The young engineer wrote back. He declared with some passion that he was paying absolutely no attention to the local girls. “I admit,” he wrote, “that sometimes I’m tempted. But I fight it. I’m keeping myself for you.” In the next mail, the engineer received a package. It contained a note from his girl and a harmonica. “I’m sending this to you,” she wrote, “so you can learn to play it and have something to take your mind off those girls.”

The engineer replied, “Thanks for the harmonica. I’m practicing on it every night and thinking of you.” At the end of the two years, the engineer was transferred back to company headquarters. He took the first plane to Tennessee to be reunited with his girl. Her whole family was with her, but as he rushed forward to embrace her, she held up a restraining hand and said sternly, “Just hold on there a minute, Billy Bob. Before any serious kissin’ and huggin’ gets started here, let me hear you play that harmonica!”
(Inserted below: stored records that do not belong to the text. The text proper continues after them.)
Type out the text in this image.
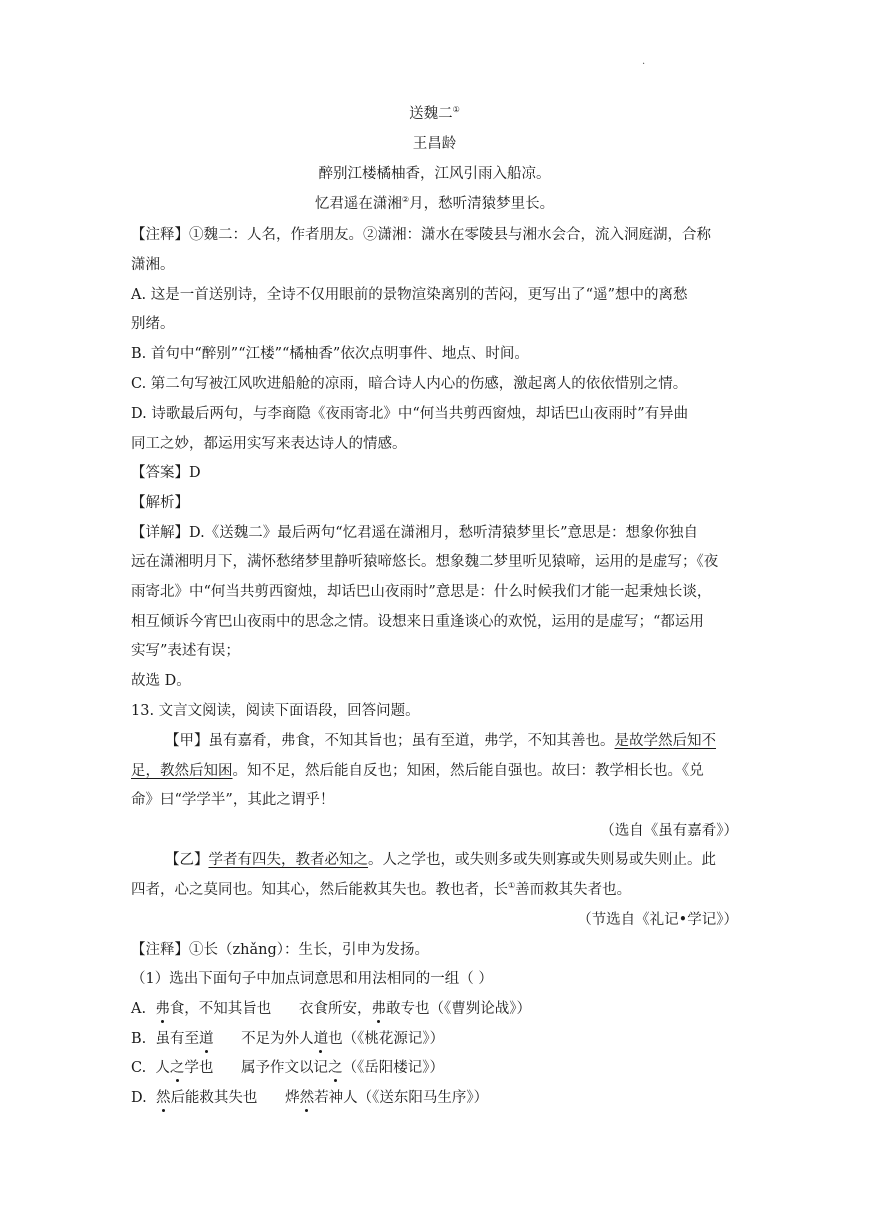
.
送魏二①
王昌龄
醉别江楼橘柚香，江风引雨入船凉。
忆君遥在潇湘②月，愁听清猿梦里长。
【注释】①魏二：人名，作者朋友。②潇湘：潇水在零陵县与湘水会合，流入洞庭湖，合称
潇湘。
A. 这是一首送别诗，全诗不仅用眼前的景物渲染离别的苦闷，更写出了“遥”想中的离愁
别绪。
B. 首句中“醉别”“江楼”“橘柚香”依次点明事件、地点、时间。
C. 第二句写被江风吹进船舱的凉雨，暗合诗人内心的伤感，激起离人的依依惜别之情。
D. 诗歌最后两句，与李商隐《夜雨寄北》中“何当共剪西窗烛，却话巴山夜雨时”有异曲
同工之妙，都运用实写来表达诗人的情感。
【答案】D
【解析】
【详解】D.《送魏二》最后两句“忆君遥在潇湘月，愁听清猿梦里长”意思是：想象你独自
远在潇湘明月下，满怀愁绪梦里静听猿啼悠长。想象魏二梦里听见猿啼，运用的是虚写；《夜
雨寄北》中“何当共剪西窗烛，却话巴山夜雨时”意思是：什么时候我们才能一起秉烛长谈，
相互倾诉今宵巴山夜雨中的思念之情。设想来日重逢谈心的欢悦，运用的是虚写；“都运用
实写”表述有误；
故选 D。
13. 文言文阅读，阅读下面语段，回答问题。
【甲】虽有嘉肴，弗食，不知其旨也；虽有至道，弗学，不知其善也。是故学然后知不
足，教然后知困。知不足，然后能自反也；知困，然后能自强也。故曰：教学相长也。《兑
命》曰“学学半”，其此之谓乎！
（选自《虽有嘉肴》）
【乙】学者有四失，教者必知之。人之学也，或失则多或失则寡或失则易或失则止。此
四者，心之莫同也。知其心，然后能救其失也。教也者，长①善而救其失者也。
（节选自《礼记•学记》）
【注释】①长（zhǎng）：生长，引申为发扬。
（1）选出下面句子中加点词意思和用法相同的一组（ ）
A.  弗食，不知其旨也      衣食所安，弗敢专也（《曹刿论战》）
B.  虽有至道      不足为外人道也（《桃花源记》）
C.  人之学也      属予作文以记之（《岳阳楼记》）
D.  然后能救其失也      烨然若神人（《送东阳马生序》）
(Bits & Pieces, October 15, 1992, pp. 17-18.)

b. He uses the imagery of a deer that is desperate for water. Perhaps like a deer fleeing from a predator and has frantically managed to elude death and in exhaustion finds a place to drink.

c. It’s not the picturesque scene of a deer quietly and gently taking short sips from a calm lake. This deer has been in trouble. This psalm writer is like that deer—in trouble and trying to find his way back to the source of life and refreshment.

d. What is it that he is panting for? It’s not blessings or gifts.

-He is seeking after God Himself. He is desperately pursuing the One who can satisfy the thirst of his soul.

-Could it be that God wants you to be hungering and thirsting more for Him and less for a solution to your problems.

-Unwanted circumstances bring us despair, and we want a change right now, when maybe all God is offering us is Himself.

-If God isn’t answering your prayer about your situation, maybe you should change the focus of your prayer. Focus on pursuing God.

e. Jesus said in Matthew 5, “Blessed are those who hunger and thirst for righteousness, for they will be filled.” He went on to tell the Samaritan woman at the well in John 4:14, “whoever drinks the water I give him will never thirst. Indeed the water I give him will become in him a spring of water welling up to eternal life.”

2. Perspective (42:6 & 11)

a. Look at verse 6. In the middle of his desperation, by perseverance and endurance, he chooses to remember God.

b. He remembers what God did for the children of Israel through history.

-That’s why it’s important to have a history with God in the good times so you don’t forget Him in the bad times.

-Living in the past isn’t always good, but when it comes to remembering God’s blessings when you’re going through hard times, it is good.

-Verse 11 tells us this deliberately directs his mind toward what God has done for him.

-It’s been said that the value of your Christian faith are like a tea bag. You only see how strong it is when it’s placed in hot water. It’s easy to love God when all is well, but the proof of your love is when all is not well.

c. Bob Carlyle, who sang Butterfly Kisses a few years back, also sang these words in the song Heaven: “Sometimes this tired old world starts bringing my heart down, but you gotta bear the cross if you want to wear the crown.”

d. For our light and momentary troubles are achieving for us an eternal glory that far outweighs them all. (2 Cor. 4:17)

3. Praise (4 times overall)

a. Notice verses 42:5 & 11, 43:5. In these 3 verses we find the chorus of the song he is composing. “Life is troublesome, but I am going to lift up God in my life.” “I’m going to praise Him no matter what.

b. In his book, The One-Minute Manager, Kenneth Blanchard recommends developing the practice of "one-minute praising," where the manager (or parent, spouse, etc.) tries to "catch someone doing something right" and then spend a full sixty seconds praising that person for the good deed. This is a lot more difficult than it appears. Where we might not find it difficult to criticize someone for even sixty minutes, many times we find it almost impossible to praise someone sincerely for a full minute. And this is true for the church as well. It seems that it can be hard for some people to Praise God.